After the operable vehicles were driven away and three donkeys were employed to drag the black Mercedes to an auto repair shop, the remaining dignitaries--or at least those not off in pursuit of cream tarts, such as the Mrs. King, Ms. Patty Pickly, and Ms. Frannie Finger--and King Nocturnal, whose whereabouts during the odd motorcade remain a mystery to this day, gathered for a momentous meeting in the chambers of the good King. Missing for that meeting, and probably not invited in the first place, were Priest Darrell Precious and Ms. Nancy Droosha who nearly were home by now, or, in Ms. Nancy’s case, back at work.
Since such meetings with international diplomats were heretofore unknown in Dalilennon, at least during the reign (and possibly lifetime), of the good King, there were no formal rules of conduct to abide by, no Roberts Rules of Order fresh in anyone’s mind. And so, King Nocturnal undertook a semi-strange, impromptu approach to the meeting that left Straight and McTea, who never agreed on anything, uniformly scratching their heads in disbelief.
King Nocturnal assumed the role of a Cub Scout den mother wanting new parents to feel at ease at a Webelos initiation, and summarily took it upon himself to grab each participant at the meeting, with one exception, by the back of their right arms and guide them to their assigned seat around a large oak (or was it teak?) conference table. The exception, of course, was Ms. Sylvia, the only female in the immediate group, for to honor her gender the good King escorted Ms. Smitharomance promenade-style to her seat.
Then, good King Nocturnal took to his throne.
Manual McGetitdone, after chancing a glance a Ms. Sylvia’s tan legs visible beneath the mini-skirt she’d donned for the motorcade, broke a lengthy silence after it became obvious the good King had no intention of using his authority to speak first.
“I suppose you’re wondering what brings us to Dalilennon?”
The good King nodded in assent, and Manual McGetitdone, with help from Ms. Sylvia and Norbert Nodahead, delivered a well-prepared presentation proposing a mutual defense pact between Eglicata and Dalilennon. The benefits for Dalilennon, according to the three Eglicatanese diplomats, would be dazzling. Eglicata would be a major ally responsive to the isle of fancy’s every need; be it medical supplies, technology, television sets, or straight-out brotherly armaments for defense.
The room’s inhabitants, except the good King, all sat along the King’s long, wooden conference table that faced to the west, focused on King Nocturnal whose throne pointed back at them in an easterly direction. From his elevated perch, set at a slightly higher level than even this talk of preservation and munitions was privy to, King Nocturnal listened, ruled in his mind, and said little.

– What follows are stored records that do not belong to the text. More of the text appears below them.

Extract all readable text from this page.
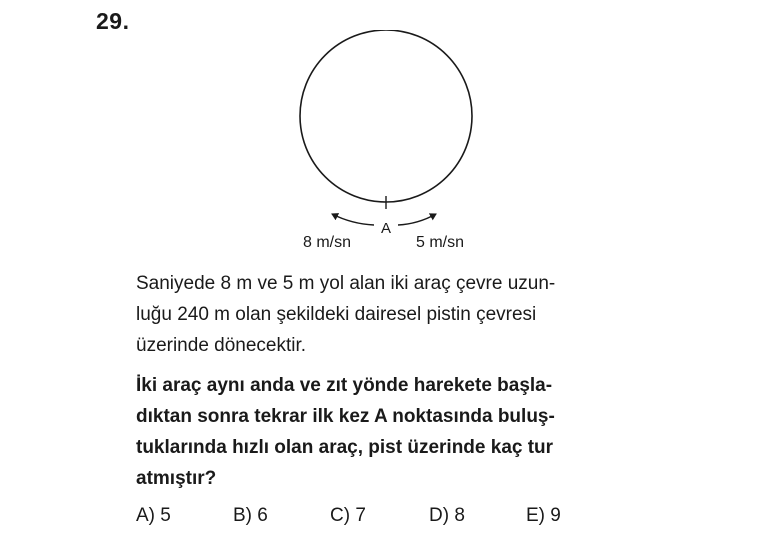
29.
A
8 m/sn	5 m/sn
Saniyede 8 m ve 5 m yol alan iki araç çevre uzun-
luğu 240 m olan şekildeki dairesel pistin çevresi
üzerinde dönecektir.
İki araç aynı anda ve zıt yönde harekete başla-
dıktan sonra tekrar ilk kez A noktasında buluş-
tuklarında hızlı olan araç, pist üzerinde kaç tur
atmıştır?
A) 5	B) 6	C) 7	D) 8	E) 9
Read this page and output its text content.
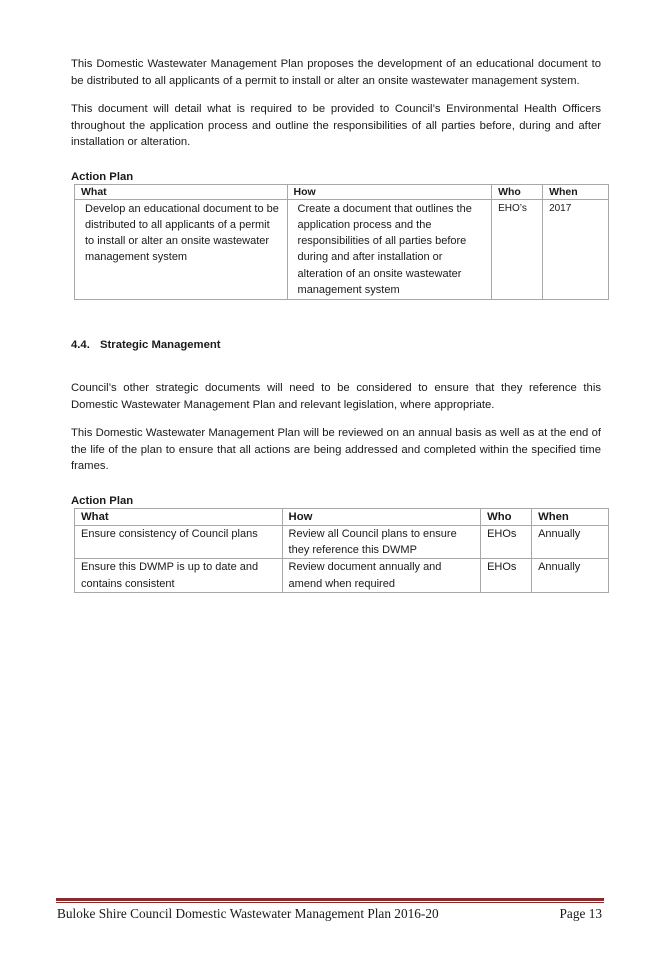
This Domestic Wastewater Management Plan proposes the development of an educational document to be distributed to all applicants of a permit to install or alter an onsite wastewater management system.

This document will detail what is required to be provided to Council’s Environmental Health Officers throughout the application process and outline the responsibilities of all parties before, during and after installation or alteration.

Action Plan
What	How	Who	When
Develop an educational document to be distributed to all applicants of a permit to install or alter an onsite wastewater management system	Create a document that outlines the application process and the responsibilities of all parties before during and after installation or alteration of an onsite wastewater management system	EHO’s	2017
4.4. Strategic Management

Council’s other strategic documents will need to be considered to ensure that they reference this Domestic Wastewater Management Plan and relevant legislation, where appropriate.

This Domestic Wastewater Management Plan will be reviewed on an annual basis as well as at the end of the life of the plan to ensure that all actions are being addressed and completed within the specified time frames.

Action Plan
What	How	Who	When
Ensure consistency of Council plans	Review all Council plans to ensure they reference this DWMP	EHOs	Annually
Ensure this DWMP is up to date and contains consistent	Review document annually and amend when required	EHOs	Annually
Buloke Shire Council Domestic Wastewater Management Plan 2016-20	Page 13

King Nocturnal watched with silent amusement as a child crept into the conference room, unnoticed by the Eglicatans or the king’s advisors, and cranked the little-used heating fan in the room to the max. King Nocturnal gravely nodded in assent when young Jean Paul, fresh from a tomato patch, looked toward the king and grinned big-time.
King Nocturnal always had liked the giant heating fan. He’d installed it during the first year of his reign, twenty-six or twenty-seven years earlier, to combat each year’s three to five days of cold weather, and it had paid dividends. Granted, today wasn’t such a cold day, but a little added warmth wouldn’t bother. The good King had a mischievous streak of his own, and began wondering whom from among his guests would be first to protest the additional warmth.
Norbert Nodahead soon began to wilt. His bald head, which wouldn’t have been bald if his hair-stimulant gel had arrived before he’d left Eglicata on this lark to help secure a warped type of world peace, began seeping, weeping with sweat, as did his face and neck. He wiped all aside with a white kerchief and continued listening attentively. Ms. Sylvia, too, felt the humid heat, as did Manual McGetitdone. Like Norbert, they chose to ignore the inconvenience.
When Poncho McTea began grumbling about “that damned heater,” Malcolm Straight took liberty to rise from the table and open a hinged window several steps to the rear of where he, McTea, and the others were seated.
The Eglicatan diplomats droned on, not noticing when a rope flashed outside the plane of the open window behind them; not noticing when red tennis shoes, then a black priest’s frock with a skinny body in it clambered down the rope to a listening vantage out of sight just below the sill of the window.
“And so it is, Your Excellency ( a name to the good King’s liking that often was repeated that day), that the mighty nation of Eglicata, fearing for the safety of our friends at sea, wish to join Dalilennon in an unprecedented pact of goodwill, trade, and neighborliness highlighted by this sturdy defense treaty I hold in my hand.